# Machine Learning with the Diamonds Dataset

This notebook explores the **diamonds dataset** using `pandas` and `seaborn`. 
We will conduct **exploratory data analysis (EDA)**, select relevant features, and build a regression model to predict diamond prices.

## Importing Required Libraries

We import the necessary libraries:
- `pandas` for handling structured data.
- `seaborn` for visualisation.
- `matplotlib.pyplot` for plotting.
- `sklearn.model_selection` for splitting the data.
- `sklearn.linear_model` for linear regression.

In [1]:
import pandas as pd
import seaborn as sns
import matplotlib.pyplot as plt
from sklearn.model_selection import train_test_split
from sklearn.linear_model import LinearRegression

## Loading and Exploring the Data

We load the diamonds dataset from `seaborn`, which contains information about diamonds, including:
- **Carat**: Weight of the diamond.
- **Cut**: Quality of the cut.
- **Colour**: Diamond colour, from J (worst) to D (best).
- **Clarity**: Measurement of how clear the diamond is.
- **Depth & Table**: Proportions of the diamond.
- **Price**: Price of the diamond in US dollars.

In [2]:
df = sns.load_dataset('diamonds')
print(df.info())
df.head()

## Data Cleaning and Visualisation

Before we build a model, we check for missing values and visualise the relationships between key variables.

In [3]:
# Drop any missing values (if any)
df = df.dropna()

# Pairplot to check relationships between variables
sns.pairplot(df[['price', 'carat', 'depth', 'table']])
plt.show()

## Feature Selection

We check correlations to determine which numerical features are useful for predicting price.

In [4]:
# Compute correlation matrix
correlation_matrix = df.corr()
print(correlation_matrix['price'].sort_values(ascending=False))

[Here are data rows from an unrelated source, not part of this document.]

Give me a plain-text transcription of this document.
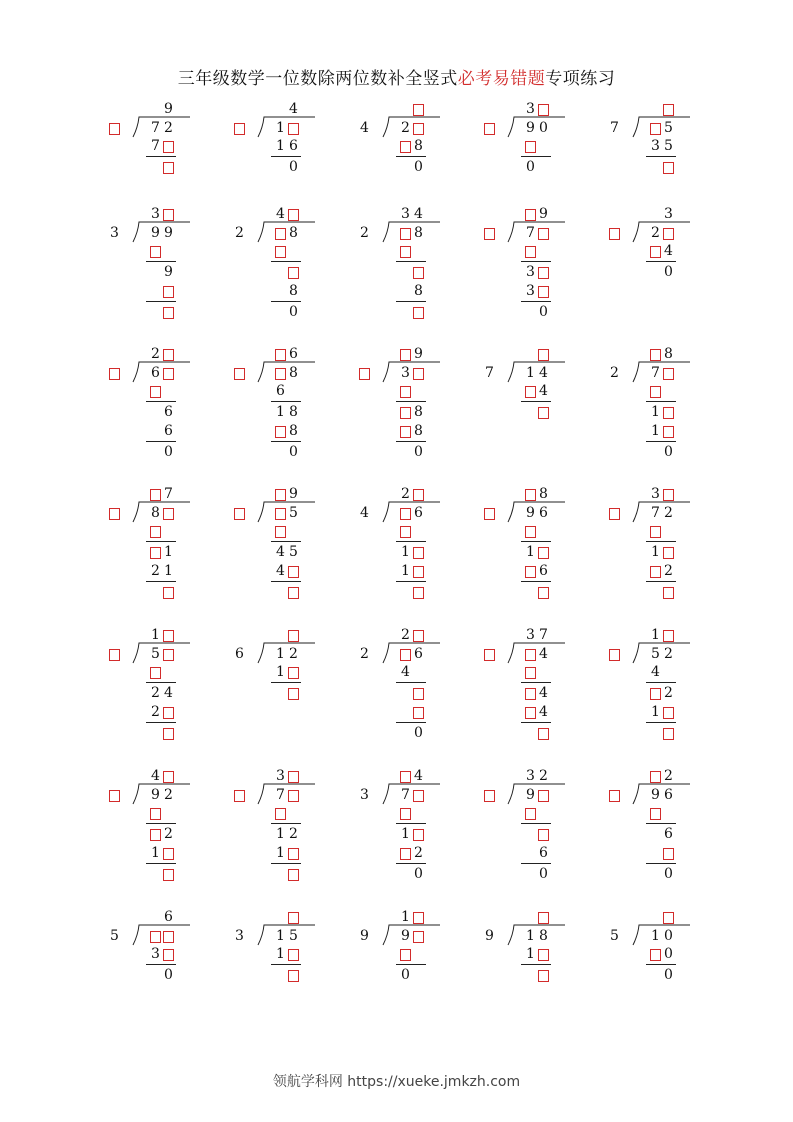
三年级数学一位数除两位数补全竖式必考易错题专项练习
9
7 2
7
4
1
1 6
0
4 2
8
0
3
9 0
0
7	5
3 5
3
3 9 9
9
4
2	8
8
0
3 4
2	8
8
9
7
3
3
0
3
2
4
0
2
6
6
6
0
6
8
6
1 8
8
0
9
3
8
8
0
7 1 4
4
8
2 7
1
1
0
7
8
1
2 1
9
5
4 5
4
2
4	6
1
1
8
9 6
1
6
3
7 2
1
2
1
5
2 4
2
6 1 2
1
2
2	6
4
0
3 7
4
4
4
1
5 2
4
2
1
4
9 2
2
1
3
7
1 2
1
4
3 7
1
2
0
3 2
9
6
0
2
9 6
6
0
6
5
3
0
3 1 5
1
1
9 9
0
9 1 8
1
5 1 0
0
0
领航学科网 https://xueke.jmkzh.com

## Building a Regression Model

Based on our correlation analysis, we select **carat, depth, and table** as predictors for price.

In [5]:
X = df[['carat', 'depth', 'table']]
y = df['price']
X_train, X_test, y_train, y_test = train_test_split(X, y, test_size=0.2, random_state=42)
model = LinearRegression()
model.fit(X_train, y_train)

# Display model coefficients
print(f'Coefficients: {model.coef_}')
print(f'Intercept: {model.intercept_}')

## Visualising Model Predictions

We compare predicted and actual prices to assess model performance.

In [6]:
y_pred = model.predict(X_test)

plt.scatter(y_test, y_pred, alpha=0.5)
plt.xlabel('Actual Prices')
plt.ylabel('Predicted Prices')
plt.title('Actual vs Predicted Prices')
plt.show()

## Conclusion

We used EDA to select relevant features and built a regression model to predict diamond prices. The scatter plot above shows how well our model performs.